ELSA. Es necesario que todos ustedes nos conozcan. De nuestra cuenta ya sabemos bastante de ustedes.

ERWIN. ¿Cómo saben tanto así de nosotros?

PERG. Les venimos estudiando desde hace mucho tiempo. Hemos visto la evolución de sus grupos sociales. A veces hemos colaborado para evitar la muerte de gran cantidad de individuos.

ROW. No entiendo esa colaboración.

PERG. En ocasiones aportando el “descubrimiento” de drogas que salvaran vidas de alguna enfermedad.

ROW. Pero… como saben que es lo que le hace bien a nuestros cuerpos.

ELSA. Ah… es que también hemos estudiado sus cuerpos.

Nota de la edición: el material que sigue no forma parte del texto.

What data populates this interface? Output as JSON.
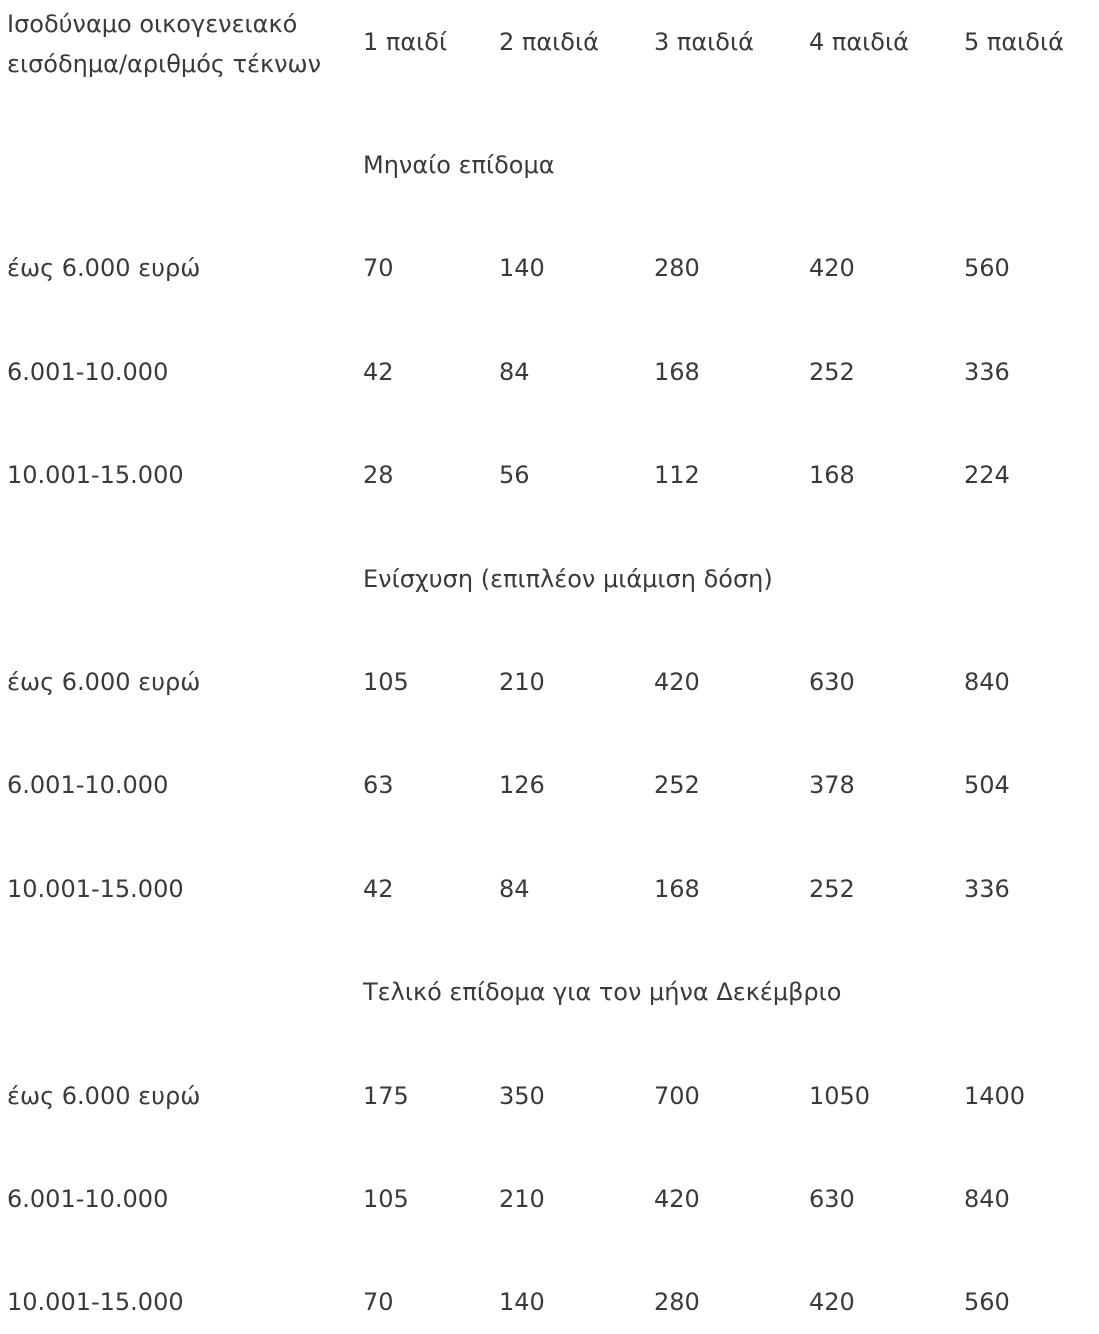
{
  "table": {
    "header": {
      "first": [
        "Ισοδύναμο οικογενειακό",
        "εισόδημα/αριθμός τέκνων"
      ],
      "columns": [
        "1 παιδί",
        "2 παιδιά",
        "3 παιδιά",
        "4 παιδιά",
        "5 παιδιά"
      ]
    },
    "sections": [
      {
        "title": "Μηναίο επίδομα",
        "rows": [
          {
            "label": "έως 6.000 ευρώ",
            "values": [
              "70",
              "140",
              "280",
              "420",
              "560"
            ]
          },
          {
            "label": "6.001-10.000",
            "values": [
              "42",
              "84",
              "168",
              "252",
              "336"
            ]
          },
          {
            "label": "10.001-15.000",
            "values": [
              "28",
              "56",
              "112",
              "168",
              "224"
            ]
          }
        ]
      },
      {
        "title": "Ενίσχυση (επιπλέον μιάμιση δόση)",
        "rows": [
          {
            "label": "έως 6.000 ευρώ",
            "values": [
              "105",
              "210",
              "420",
              "630",
              "840"
            ]
          },
          {
            "label": "6.001-10.000",
            "values": [
              "63",
              "126",
              "252",
              "378",
              "504"
            ]
          },
          {
            "label": "10.001-15.000",
            "values": [
              "42",
              "84",
              "168",
              "252",
              "336"
            ]
          }
        ]
      },
      {
        "title": "Τελικό επίδομα για τον μήνα Δεκέμβριο",
        "rows": [
          {
            "label": "έως 6.000 ευρώ",
            "values": [
              "175",
              "350",
              "700",
              "1050",
              "1400"
            ]
          },
          {
            "label": "6.001-10.000",
            "values": [
              "105",
              "210",
              "420",
              "630",
              "840"
            ]
          },
          {
            "label": "10.001-15.000",
            "values": [
              "70",
              "140",
              "280",
              "420",
              "560"
            ]
          }
        ]
      }
    ]
  }
}
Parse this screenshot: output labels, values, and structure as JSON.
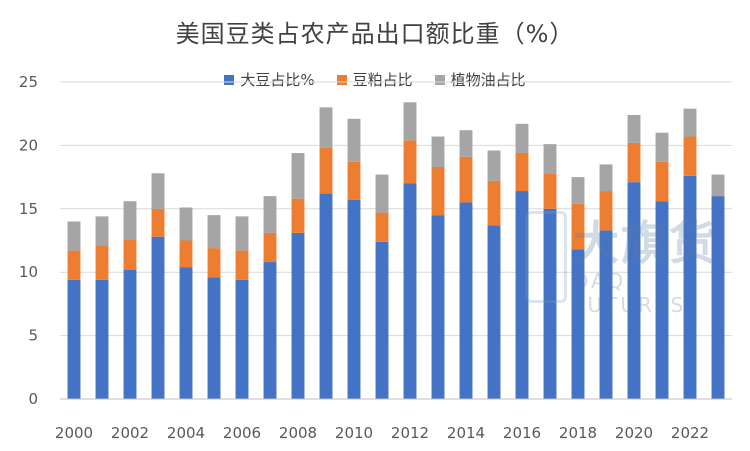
{
  "chart_data": {
    "type": "bar",
    "stacked": true,
    "title": "美国豆类占农产品出口额比重（%）",
    "categories": [
      "2000",
      "2001",
      "2002",
      "2003",
      "2004",
      "2005",
      "2006",
      "2007",
      "2008",
      "2009",
      "2010",
      "2011",
      "2012",
      "2013",
      "2014",
      "2015",
      "2016",
      "2017",
      "2018",
      "2019",
      "2020",
      "2021",
      "2022",
      "2023"
    ],
    "x_tick_labels": [
      "2000",
      "2002",
      "2004",
      "2006",
      "2008",
      "2010",
      "2012",
      "2014",
      "2016",
      "2018",
      "2020",
      "2022"
    ],
    "series": [
      {
        "name": "大豆占比%",
        "color": "#4472C4",
        "values": [
          9.4,
          9.4,
          10.2,
          12.8,
          10.4,
          9.6,
          9.4,
          10.8,
          13.1,
          16.2,
          15.7,
          12.4,
          17.0,
          14.5,
          15.5,
          13.7,
          16.4,
          15.0,
          11.8,
          13.3,
          17.1,
          15.6,
          17.6,
          16.0
        ]
      },
      {
        "name": "豆粕占比",
        "color": "#ED7D31",
        "values": [
          2.3,
          2.7,
          2.4,
          2.2,
          2.1,
          2.3,
          2.3,
          2.3,
          2.7,
          3.6,
          3.0,
          2.3,
          3.4,
          3.8,
          3.6,
          3.5,
          3.0,
          2.8,
          3.6,
          3.1,
          3.1,
          3.1,
          3.1,
          0.0
        ]
      },
      {
        "name": "植物油占比",
        "color": "#A5A5A5",
        "values": [
          2.3,
          2.3,
          3.0,
          2.8,
          2.6,
          2.6,
          2.7,
          2.9,
          3.6,
          3.2,
          3.4,
          3.0,
          3.0,
          2.4,
          2.1,
          2.4,
          2.3,
          2.3,
          2.1,
          2.1,
          2.2,
          2.3,
          2.2,
          1.7
        ]
      }
    ],
    "ylim": [
      0,
      25
    ],
    "yticks": [
      0,
      5,
      10,
      15,
      20,
      25
    ],
    "grid": true,
    "legend_position": "top",
    "xlabel": "",
    "ylabel": ""
  },
  "watermark": {
    "cn": "大旗货",
    "en": "DAQ FUTURES"
  }
}
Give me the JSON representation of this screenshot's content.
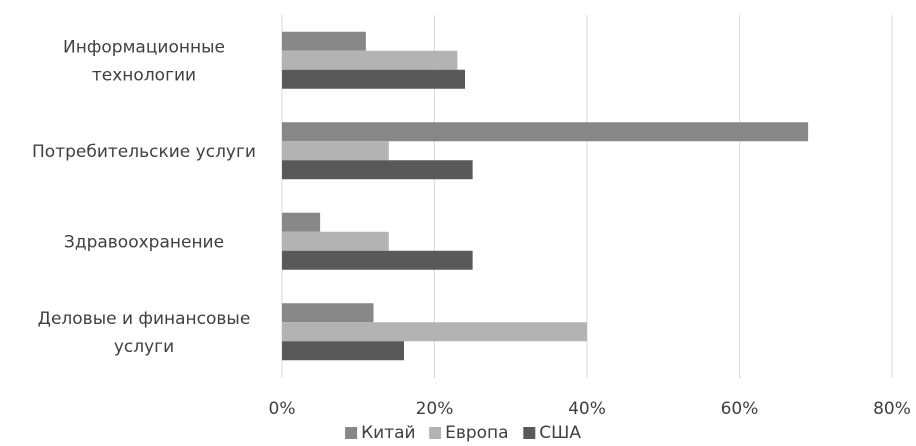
{
  "chart_data": {
    "type": "bar",
    "orientation": "horizontal",
    "categories": [
      [
        "Информационные",
        "технологии"
      ],
      [
        "Потребительские услуги"
      ],
      [
        "Здравоохранение"
      ],
      [
        "Деловые и финансовые",
        "услуги"
      ]
    ],
    "series": [
      {
        "name": "Китай",
        "color": "#878787",
        "values": [
          11,
          69,
          5,
          12
        ]
      },
      {
        "name": "Европа",
        "color": "#b3b3b3",
        "values": [
          23,
          14,
          14,
          40
        ]
      },
      {
        "name": "США",
        "color": "#595959",
        "values": [
          24,
          25,
          25,
          16
        ]
      }
    ],
    "xlim": [
      0,
      80
    ],
    "xticks": [
      "0%",
      "20%",
      "40%",
      "60%",
      "80%"
    ],
    "grid": true,
    "legend_position": "bottom",
    "gridline_color": "#d9d9d9"
  }
}
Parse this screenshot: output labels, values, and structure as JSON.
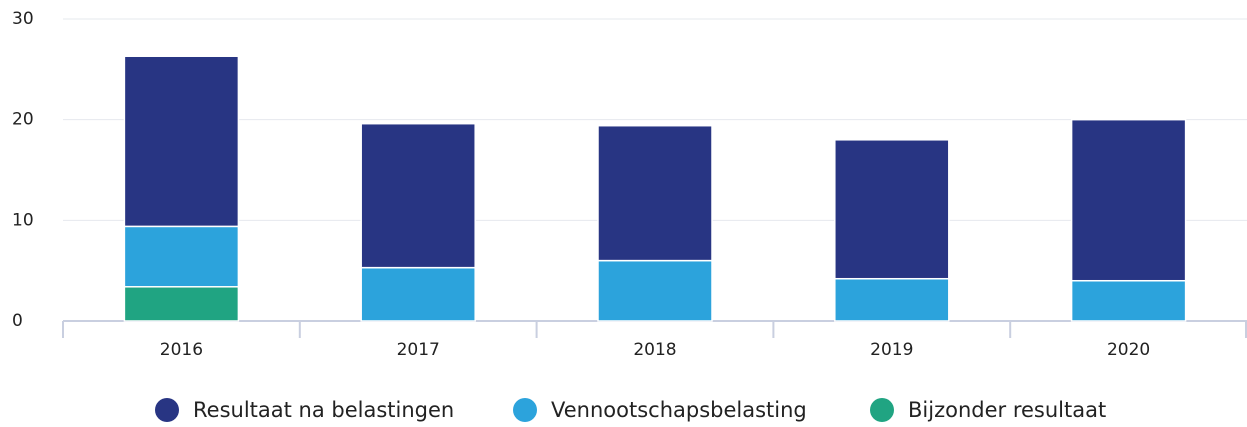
{
  "chart_data": {
    "type": "stacked_bar",
    "categories": [
      "2016",
      "2017",
      "2018",
      "2019",
      "2020"
    ],
    "series": [
      {
        "name": "Resultaat na belastingen",
        "color": "#283583",
        "values": [
          16.9,
          14.3,
          13.4,
          13.8,
          16.0
        ]
      },
      {
        "name": "Vennootschapsbelasting",
        "color": "#2ca3dc",
        "values": [
          6.0,
          5.3,
          6.0,
          4.2,
          4.0
        ]
      },
      {
        "name": "Bijzonder resultaat",
        "color": "#20a482",
        "values": [
          3.4,
          0,
          0,
          0,
          0
        ]
      }
    ],
    "ylim": [
      0,
      30
    ],
    "yticks": [
      0,
      10,
      20,
      30
    ],
    "grid": true,
    "legend": "bottom"
  }
}
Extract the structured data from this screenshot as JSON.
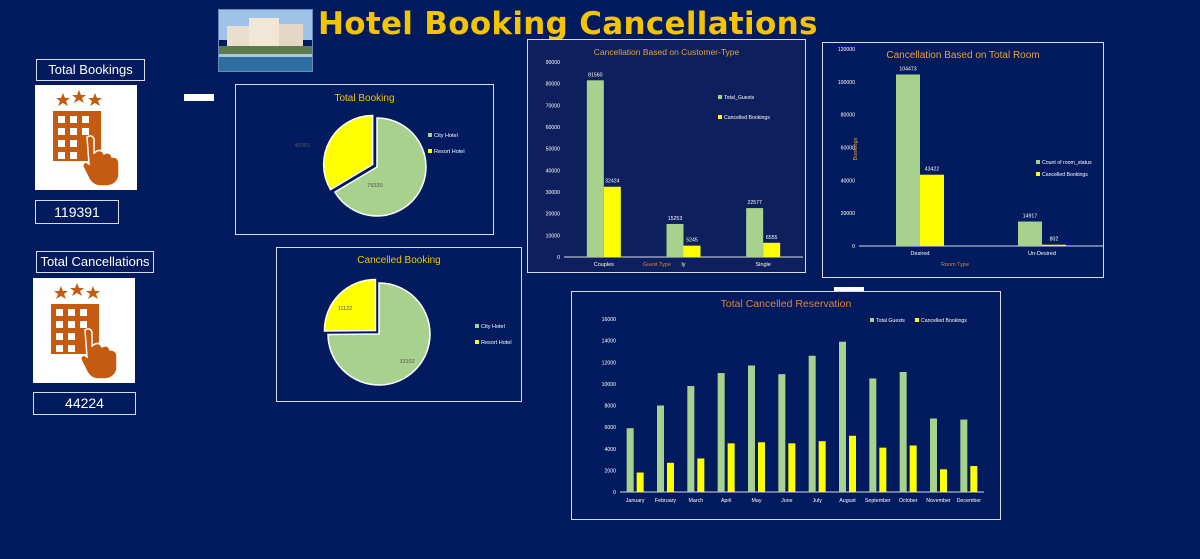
{
  "header": {
    "title": "Hotel Booking Cancellations"
  },
  "kpis": {
    "total_bookings_label": "Total Bookings",
    "total_bookings_value": "119391",
    "total_cancellations_label": "Total Cancellations",
    "total_cancellations_value": "44224"
  },
  "colors": {
    "green": "#a9d18e",
    "yellow": "#ffff00",
    "orange_icon": "#c55a11",
    "title": "#f5c400"
  },
  "chart_data": [
    {
      "id": "pie_total",
      "type": "pie",
      "title": "Total Booking",
      "categories": [
        "City Hotel",
        "Resort Hotel"
      ],
      "values": [
        79330,
        40060
      ],
      "labels": [
        "79330",
        "40060"
      ]
    },
    {
      "id": "pie_cancelled",
      "type": "pie",
      "title": "Cancelled Booking",
      "categories": [
        "City Hotel",
        "Resort Hotel"
      ],
      "values": [
        33102,
        11122
      ],
      "labels": [
        "33102",
        "11122"
      ]
    },
    {
      "id": "bar_customer",
      "type": "bar",
      "title": "Cancellation Based on Customer-Type",
      "xlabel": "Guest Type",
      "categories": [
        "Couples",
        "Family",
        "Single"
      ],
      "tick_labels": [
        "Couples",
        "ly",
        "Single"
      ],
      "series": [
        {
          "name": "Total_Guests",
          "values": [
            81560,
            15253,
            22577
          ]
        },
        {
          "name": "Cancelled Bookings",
          "values": [
            32424,
            5245,
            6555
          ]
        }
      ],
      "ylim": [
        0,
        90000
      ],
      "yticks": [
        0,
        10000,
        20000,
        30000,
        40000,
        50000,
        60000,
        70000,
        80000,
        90000
      ],
      "legend": "right"
    },
    {
      "id": "bar_room",
      "type": "bar",
      "title": "Cancellation Based on Total Room",
      "xlabel": "Room Type",
      "ylabel": "Bookings",
      "categories": [
        "Desired",
        "Un-Desired"
      ],
      "series": [
        {
          "name": "Count of room_status",
          "values": [
            104473,
            14917
          ]
        },
        {
          "name": "Cancelled Bookings",
          "values": [
            43422,
            802
          ]
        }
      ],
      "ylim": [
        0,
        120000
      ],
      "yticks": [
        0,
        20000,
        40000,
        60000,
        80000,
        100000,
        120000
      ],
      "legend": "right"
    },
    {
      "id": "bar_monthly",
      "type": "bar",
      "title": "Total Cancelled Reservation",
      "categories": [
        "January",
        "February",
        "March",
        "April",
        "May",
        "June",
        "July",
        "August",
        "September",
        "October",
        "November",
        "December"
      ],
      "series": [
        {
          "name": "Total Guests",
          "values": [
            5900,
            8000,
            9800,
            11000,
            11700,
            10900,
            12600,
            13900,
            10500,
            11100,
            6800,
            6700
          ]
        },
        {
          "name": "Cancelled Bookings",
          "values": [
            1800,
            2700,
            3100,
            4500,
            4600,
            4500,
            4700,
            5200,
            4100,
            4300,
            2100,
            2400
          ]
        }
      ],
      "ylim": [
        0,
        16000
      ],
      "yticks": [
        0,
        2000,
        4000,
        6000,
        8000,
        10000,
        12000,
        14000,
        16000
      ],
      "legend": "top"
    }
  ]
}
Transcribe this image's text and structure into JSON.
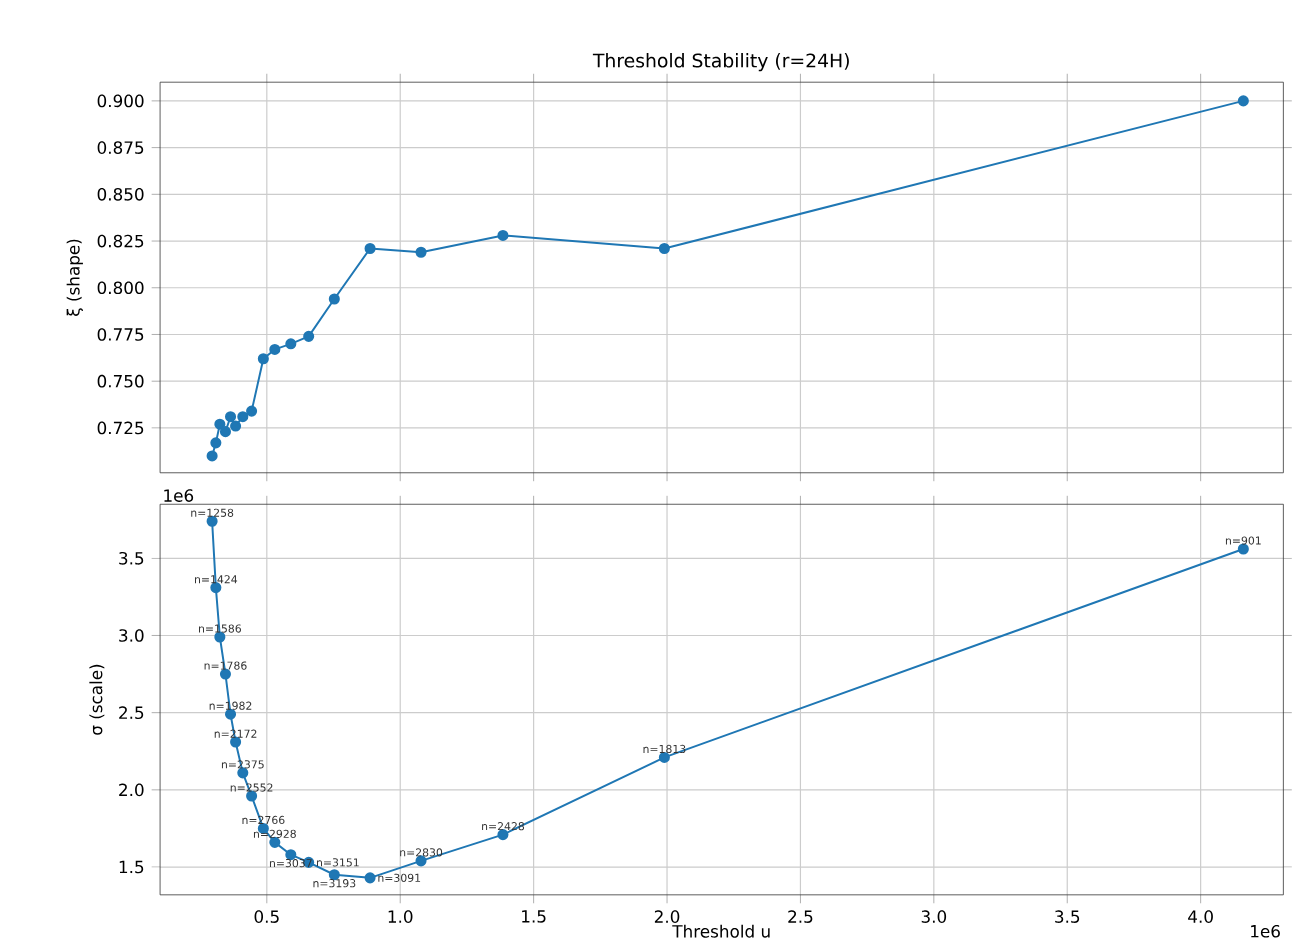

ERWIN. ¿Cómo… cómo es que estudian nuestros cuerpos?

ELSA. Del mismo modo que ustedes estudian los cuerpos de otras especies animales.

ERWIN. Bueno… nosotros… para estudiar a los animales… hacemos disecciones.

ELSA. Sí, así mismo.

ROW. Cómo… ¿Ustedes diseccionan humanos? Pero… matan a la gente para estudiarla…

PERG. ¿Tú encuentras otro modo para salvar mucha de tu gente?

ROW. Eso es asesinar…

PERG. ¿Así llaman ustedes a las disecciones de miles de individuos de miles de especies de otros animales que realizan por día en todo su mundo?

ROW. No, por supuesto, porque son animales. Además lo hacemos para estudiarlos y luego salvar la vida de las especies.

ELSA. De acuerdo Row, eso es lo que acabé de decir. Son puntos de vista ¿Verdad?

ERWIN. O sea que ustedes usan cuerpos de humanos para disección y entonces estudiarlos… y… ¿Cómo los consiguen?

ELSA. Disponemos de varios modos de encontrar ejemplares para el estudio. Uno es identificándolos en una ciudad y nos lo llevamos. Para ustedes es como que desaparecen.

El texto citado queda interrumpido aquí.